Disagreement Isn’t Hate
The Alliance Defending Freedom is a legal group. I’ve worked with some of their attorneys, and from personal contact I can attest to the fact that they don’t actually hate people. They’ll confront people with persuasive arguments, but even liberals should be able to handle that without an SPLC danger warning.
The American Family Association publishes print, web, video and broadcast media, and sends people out to speak. I did some media work with them last week, which will be released in a week or two from now. I can tell you from even more direct personal knowledge that I don’t hate people I disagree with. I abhor and condemn violence.
There’s a reason we have one word for disagreement, another one for hate: They’re not the same thing.
Why are the ADF, AFA and other similar groups are on the SPLC’s list? It’s mostly because they stand for the sort of marriage and moral values that supports and strengthens families, communities and society for the long term. As such they advocate for beliefs that liberals find disagreeable. But disagreement is not hate. If it is, then CNN — which is hardly known for agreeing with everything it reports on — is a hate group, too.
It would be silly to tar CNN with that label just for disagreeing, though, just as it’s silly to do the same with the ADF, AFA and other conservative advocacy groups. There’s a reason we have one word for disagreement, another one for hate: They’re not the same thing. Not even if you hate the fact that I disagree with you. (Putting it that way actually reveals where the hate really lies.)
Hateful Accusations of Hate
Still CNN could be labeled a hate group on other grounds. They’ve listed the ADF, AFA, etc. alongside groups like Bomb Islam, the Supreme White Alliance and the KKK, which implies that they’re despicably racist and potentially violent in similar ways. That’s a hateful implication for the SPLC to make. It’s hateful for CNN to publish it without clarifying the truth. Would you tell the world I was aligned with white supremacists if you didn’t hate me?
Still I wouldn’t put CNN on a hate group list. I think there’s something fundamentally wrong with the whole idea of this kind of list. The search for people who “hate”is too subjective and too easily contaminated with smug self-righteousness.
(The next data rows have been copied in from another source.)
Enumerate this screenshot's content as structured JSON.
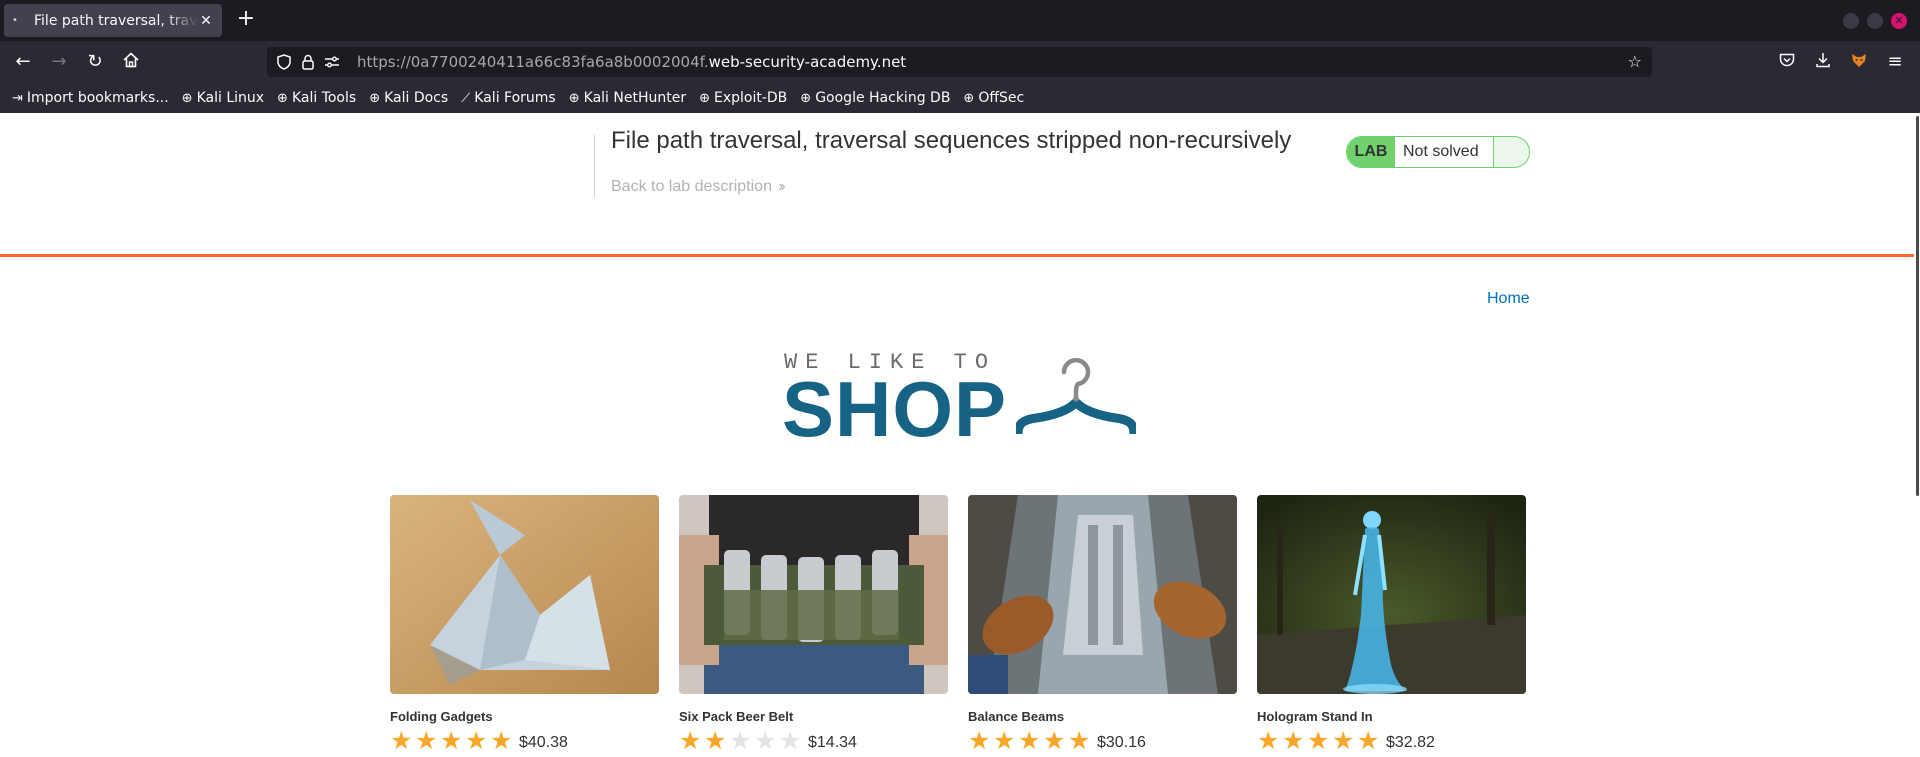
{
  "browser": {
    "tab_title": "File path traversal, traversal sequences stripped non-recursively",
    "tab_close": "✕",
    "new_tab": "+",
    "url_prefix": "https://0a7700240411a66c83fa6a8b0002004f.",
    "url_domain": "web-security-academy.net",
    "bookmarks": [
      {
        "label": "Import bookmarks...",
        "icon": "import-icon"
      },
      {
        "label": "Kali Linux",
        "icon": "globe-icon"
      },
      {
        "label": "Kali Tools",
        "icon": "globe-icon"
      },
      {
        "label": "Kali Docs",
        "icon": "globe-icon"
      },
      {
        "label": "Kali Forums",
        "icon": "kali-icon"
      },
      {
        "label": "Kali NetHunter",
        "icon": "globe-icon"
      },
      {
        "label": "Exploit-DB",
        "icon": "globe-icon"
      },
      {
        "label": "Google Hacking DB",
        "icon": "globe-icon"
      },
      {
        "label": "OffSec",
        "icon": "globe-icon"
      }
    ]
  },
  "lab": {
    "title": "File path traversal, traversal sequences stripped non-recursively",
    "back_link": "Back to lab description",
    "badge_label": "LAB",
    "status": "Not solved"
  },
  "nav": {
    "home": "Home"
  },
  "logo": {
    "tagline": "WE LIKE TO",
    "word": "SHOP"
  },
  "products": [
    {
      "name": "Folding Gadgets",
      "rating": 5,
      "price": "$40.38"
    },
    {
      "name": "Six Pack Beer Belt",
      "rating": 2,
      "price": "$14.34"
    },
    {
      "name": "Balance Beams",
      "rating": 5,
      "price": "$30.16"
    },
    {
      "name": "Hologram Stand In",
      "rating": 5,
      "price": "$32.82"
    }
  ],
  "colors": {
    "accent_orange": "#ff6633",
    "lab_green": "#70d16d",
    "link_blue": "#0071bc",
    "logo_blue": "#176386",
    "star_gold": "#f8a72a"
  }
}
That’s where the SPLC list went wrong. (A mistake that led in 2012 to an attempted massacre at the offices of the Family Research Council in 2013.)
Lists That Might Do Some Good
Neither the SPLC nor CNN should be so paternal as to tell us what we’re supposed to think
Now, I could see the value in a list of known racist groups, if we called it (pardon my excessive creativity) a “List of Known Racist Groups.” We could use a list of groups known to advocate violence, if that’s what we called the list. Groups like these are obviously motivated by hate, but that’s not what the public really needs to know about them. We’re mature enough to draw our own conclusions about what’s behind these groups’ actions and beliefs.
We might even disagree over what motivates some groups. We should have the freedom to do so. Neither the SPLC nor CNN should be so paternal as to tell us what we’re supposed to think about them. So I’ll feel free to think there’s something hateful in this list — but I won’t add either the SPLC or CNN to any hate group list of my own.